From a cultural perspective this was entirely predictable.
The colours of that end of the political spectrum are those of the national flag, and the emotions it thrives on are feelings of helplessness, anger and a fear of the unknown.
In difficult times like ours, when people have lost their jobs, feel political power is out of their control (Brussels), and that the cultural landscape of their own country is changing (immigration), it is easy to cling to what we first learned – our national values and beliefs – and to reject violently anything ‘other’ which threatens that.
W.B. Yeats’ poem The Second Coming sums up the apathy (low voter turnout), which can lead to the passionately intense seizing power:
  • Turning and turning in the widening gyre
  • The falcon cannot hear the falconer;
  • Things fall apart; the centre cannot hold;
  • Mere anarchy is loosed upon the world,
  • The blood-dimmed tide is loosed, and everywhere
  • The ceremony of innocence is drowned;
  • The best lack all conviction, while the worst 
  • Are full of passionate intensity.
The EU is based on the principle of closer and closer union, but a union of nations with widely divergent values. These divisions can be at the deepest philosophical level: compare French rationalism and German theory with British pragmatism, and you can see why the UK has never felt at home in a political construct built on Franco-German foundations.
We can live with such differences while it is ‘business as usual’, but when crisis hits, and when it hits the pockets of the citizens of Europe, those who can afford it may shrug their shoulders and not bother voting, while many of those who can’t will retreat into their national enclaves and defend their unique values to the death.

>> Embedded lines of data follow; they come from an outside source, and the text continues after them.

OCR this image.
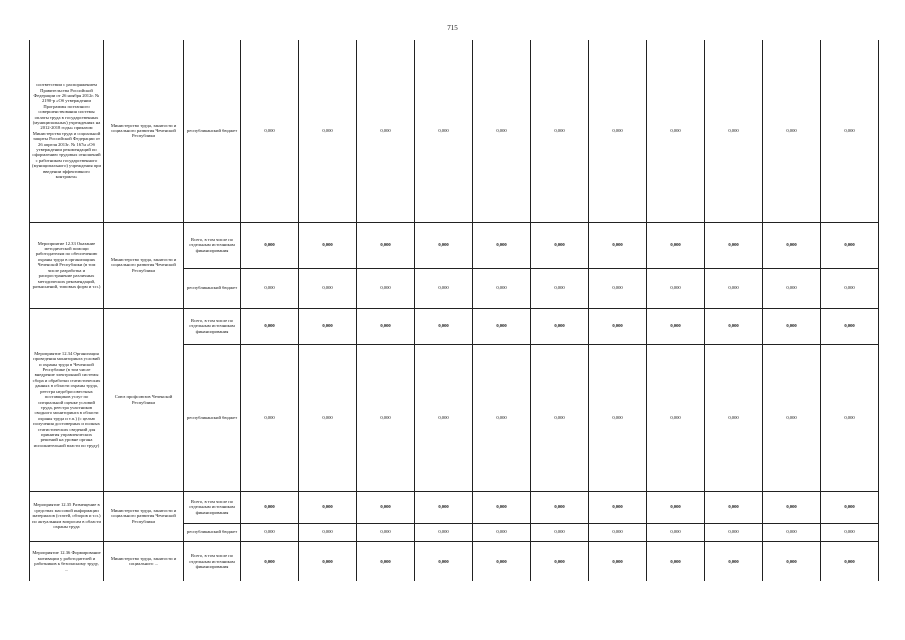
715
соответствии с распоряжением Правительства Российской Федерации от 26 ноября 2012г. № 2190-р «Об утверждении Программы поэтапного совершенствования системы оплаты труда в государственных (муниципальных) учреждениях на 2012-2018 годы» приказом Министерства труда и социальной защиты Российской Федерации от 26 апреля 2013г. № 167н «Об утверждении рекомендаций по оформлению трудовых отношений с работником государственного (муниципального) учреждения при введении эффективного контракта»	Министерство труда, занятости и социального развития Чеченской Республики	республиканский бюджет	0,000	0,000	0,000	0,000	0,000	0,000	0,000	0,000	0,000	0,000	0,000
Мероприятие 12.33 Оказание методической помощи работодателям по обеспечению охраны труда в организациях Чеченской Республики (в том числе разработка и распространение различных методических рекомендаций, разъяснений, типовых форм и т.п.)	Министерство труда, занятости и социального развития Чеченской Республики	Всего, в том числе по отдельным источникам финансирования	0,000	0,000	0,000	0,000	0,000	0,000	0,000	0,000	0,000	0,000	0,000
		республиканский бюджет	0,000	0,000	0,000	0,000	0,000	0,000	0,000	0,000	0,000	0,000	0,000
Мероприятие 12.34 Организация проведения мониторинга условий и охраны труда в Чеченской Республике (в том числе внедрение электронной системы сбора и обработки статистических данных в области охраны труда, реестра недобросовестных поставщиков услуг по специальной оценке условий труда, реестра участников сводного мониторинга в области охраны труда и т.п.) (с целью получения достоверных и полных статистических сведений для принятия управленческих решений на уровне органа исполнительной власти по труду)	Союз профсоюзов Чеченской Республики	Всего, в том числе по отдельным источникам финансирования	0,000	0,000	0,000	0,000	0,000	0,000	0,000	0,000	0,000	0,000	0,000
		республиканский бюджет	0,000	0,000	0,000	0,000	0,000	0,000	0,000	0,000	0,000	0,000	0,000
Мероприятие 12.35 Размещение в средствах массовой информации материалов (статей, обзоров и т.п.) по актуальным вопросам в области охраны труда	Министерство труда, занятости и социального развития Чеченской Республики	Всего, в том числе по отдельным источникам финансирования	0,000	0,000	0,000	0,000	0,000	0,000	0,000	0,000	0,000	0,000	0,000
		республиканский бюджет	0,000	0,000	0,000	0,000	0,000	0,000	0,000	0,000	0,000	0,000	0,000
Мероприятие 12.36 Формирование мотивации у работодателей и работников к безопасному труду, ...	Министерство труда, занятости и социального ...	Всего, в том числе по отдельным источникам финансирования	0,000	0,000	0,000	0,000	0,000	0,000	0,000	0,000	0,000	0,000	0,000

There are no simple answers. But the EU needs to examine its first premises and consider whether closer and closer integration is the right goal, given the cultural differences within Europe. It can then either decide to scale down its ambitions, or come up with such a compelling alternative, such a message of hope – ideally embodied in an Obama-like figure – that it appeals to and unites the whole of Europe….
Hardly likely.
But something must be done to avoid a ‘Second Coming’ like that of Yeats’ poem where a ‘rough beast … slouches towards Bethlehem to be born’. It has happened before in Europe, and history has a nasty habit of repeating itself.